Do all of those things sound like a lot to put on any one person? If you say no, seek help in reducing your workload. If you say yes, consider that while Jobs, or things someone does, are very granular, a persona is often generic and covers what multiple or even many people do and who many people are. It is imperative to remember that a persona is intentionally general and many vastly different actual humans, may fit aspects of a persona.
So, what if we just use Jobs? Or just use Personas and forget about everything above? We would constantly be continuing to overload both terms, and contribute to the phenomenon of people using the same terms to talk about very different things.

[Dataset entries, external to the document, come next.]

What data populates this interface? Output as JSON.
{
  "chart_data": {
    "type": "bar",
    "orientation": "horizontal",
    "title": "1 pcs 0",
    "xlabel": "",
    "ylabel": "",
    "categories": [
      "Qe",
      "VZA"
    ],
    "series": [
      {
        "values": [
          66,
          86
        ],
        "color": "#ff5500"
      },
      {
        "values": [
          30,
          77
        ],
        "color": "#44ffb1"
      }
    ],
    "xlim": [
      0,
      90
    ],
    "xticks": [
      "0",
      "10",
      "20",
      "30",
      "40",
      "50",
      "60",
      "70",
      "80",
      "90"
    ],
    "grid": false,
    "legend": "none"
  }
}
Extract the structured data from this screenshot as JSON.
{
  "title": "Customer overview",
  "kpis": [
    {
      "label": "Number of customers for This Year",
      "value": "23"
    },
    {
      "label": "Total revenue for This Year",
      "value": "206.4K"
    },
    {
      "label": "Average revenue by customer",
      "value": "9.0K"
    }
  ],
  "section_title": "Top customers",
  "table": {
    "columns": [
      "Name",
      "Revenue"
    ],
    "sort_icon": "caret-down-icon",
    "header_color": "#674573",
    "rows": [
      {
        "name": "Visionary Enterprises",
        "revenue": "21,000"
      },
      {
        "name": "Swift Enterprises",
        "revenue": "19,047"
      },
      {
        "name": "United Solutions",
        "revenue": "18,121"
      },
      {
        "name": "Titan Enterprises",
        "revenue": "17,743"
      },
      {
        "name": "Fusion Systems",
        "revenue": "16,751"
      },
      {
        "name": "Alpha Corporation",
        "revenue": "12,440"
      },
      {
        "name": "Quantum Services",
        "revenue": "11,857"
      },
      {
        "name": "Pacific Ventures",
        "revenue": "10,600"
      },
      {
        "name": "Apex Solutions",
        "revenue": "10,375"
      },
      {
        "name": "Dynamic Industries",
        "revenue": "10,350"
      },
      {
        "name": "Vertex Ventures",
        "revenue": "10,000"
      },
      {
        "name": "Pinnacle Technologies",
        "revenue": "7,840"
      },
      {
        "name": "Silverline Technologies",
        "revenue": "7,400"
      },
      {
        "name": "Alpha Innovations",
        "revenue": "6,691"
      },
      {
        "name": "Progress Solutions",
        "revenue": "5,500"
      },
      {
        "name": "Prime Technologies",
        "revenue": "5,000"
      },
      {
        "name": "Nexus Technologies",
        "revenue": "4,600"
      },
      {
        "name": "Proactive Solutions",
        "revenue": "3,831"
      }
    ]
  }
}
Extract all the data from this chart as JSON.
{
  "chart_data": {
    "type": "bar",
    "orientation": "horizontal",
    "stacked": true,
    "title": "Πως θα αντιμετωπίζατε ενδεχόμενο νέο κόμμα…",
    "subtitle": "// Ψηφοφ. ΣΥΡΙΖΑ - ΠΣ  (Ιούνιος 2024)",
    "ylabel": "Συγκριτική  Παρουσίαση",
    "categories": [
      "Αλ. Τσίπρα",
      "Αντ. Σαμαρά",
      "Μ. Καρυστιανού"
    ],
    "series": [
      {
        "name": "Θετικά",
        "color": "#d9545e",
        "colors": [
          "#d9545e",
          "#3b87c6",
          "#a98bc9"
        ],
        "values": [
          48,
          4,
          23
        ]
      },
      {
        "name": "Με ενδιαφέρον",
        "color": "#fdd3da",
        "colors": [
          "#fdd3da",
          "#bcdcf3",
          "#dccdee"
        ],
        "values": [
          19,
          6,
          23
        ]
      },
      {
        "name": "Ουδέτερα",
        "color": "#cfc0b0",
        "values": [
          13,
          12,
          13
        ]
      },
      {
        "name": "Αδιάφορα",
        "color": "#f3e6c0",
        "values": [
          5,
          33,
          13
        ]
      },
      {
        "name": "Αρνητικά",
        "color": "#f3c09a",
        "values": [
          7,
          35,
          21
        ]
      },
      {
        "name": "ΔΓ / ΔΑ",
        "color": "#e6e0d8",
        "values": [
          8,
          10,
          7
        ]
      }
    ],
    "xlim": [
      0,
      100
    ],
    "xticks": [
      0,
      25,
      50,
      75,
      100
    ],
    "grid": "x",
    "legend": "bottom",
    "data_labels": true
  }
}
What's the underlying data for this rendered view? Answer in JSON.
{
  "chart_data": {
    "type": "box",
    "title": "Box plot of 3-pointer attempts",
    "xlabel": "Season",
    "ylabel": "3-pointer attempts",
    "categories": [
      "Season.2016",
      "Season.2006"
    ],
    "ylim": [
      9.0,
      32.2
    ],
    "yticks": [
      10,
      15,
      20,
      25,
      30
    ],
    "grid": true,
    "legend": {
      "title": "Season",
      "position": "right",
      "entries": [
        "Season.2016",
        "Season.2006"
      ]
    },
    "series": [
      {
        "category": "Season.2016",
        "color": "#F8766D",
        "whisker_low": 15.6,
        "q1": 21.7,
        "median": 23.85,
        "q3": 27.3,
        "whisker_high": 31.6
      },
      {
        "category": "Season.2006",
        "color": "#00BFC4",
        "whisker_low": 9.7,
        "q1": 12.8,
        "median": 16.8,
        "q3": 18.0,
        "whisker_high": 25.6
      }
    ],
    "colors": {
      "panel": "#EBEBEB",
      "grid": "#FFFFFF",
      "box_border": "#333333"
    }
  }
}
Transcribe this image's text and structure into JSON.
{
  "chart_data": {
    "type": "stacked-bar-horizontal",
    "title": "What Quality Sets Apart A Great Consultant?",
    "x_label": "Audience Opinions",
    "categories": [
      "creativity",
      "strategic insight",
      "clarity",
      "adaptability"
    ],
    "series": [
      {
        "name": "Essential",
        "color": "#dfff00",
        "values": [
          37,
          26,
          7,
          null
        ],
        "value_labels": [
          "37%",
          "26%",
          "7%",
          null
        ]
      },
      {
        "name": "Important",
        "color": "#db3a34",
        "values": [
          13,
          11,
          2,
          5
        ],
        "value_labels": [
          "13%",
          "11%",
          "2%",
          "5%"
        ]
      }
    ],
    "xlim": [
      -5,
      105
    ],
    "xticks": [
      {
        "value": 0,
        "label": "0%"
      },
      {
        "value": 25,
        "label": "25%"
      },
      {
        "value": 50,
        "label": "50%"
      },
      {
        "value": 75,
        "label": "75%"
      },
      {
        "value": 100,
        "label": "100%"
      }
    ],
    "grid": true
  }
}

By adding a name to a persona, for example, it creates the opportunity for us as people to prescribe a lot of value judgements about who they are and what they do, that we convinced ourselves is the pretty full story. What we are being exposed to instead, is only a small slice.
Conversely, if we only use Jobs, then we talk about a set number of things that a person, or many people, do. We do not appreciate who they are. Why is this dangerous? Because a key to delivering something valuable is understanding deeply what that person needs and who they are so we can best understand how to deliver it as well.
Is it possible that by leveraging these as complementary concepts, instead of adversaries, we can paint better pictures of our “customers”? I think so.
By combining the best aspects of jobs, or tasks, that need to be done to accomplish an objective as well as different non-task factors about it is like to do those things for someone or some people, then we can arrive at something ultimately useful.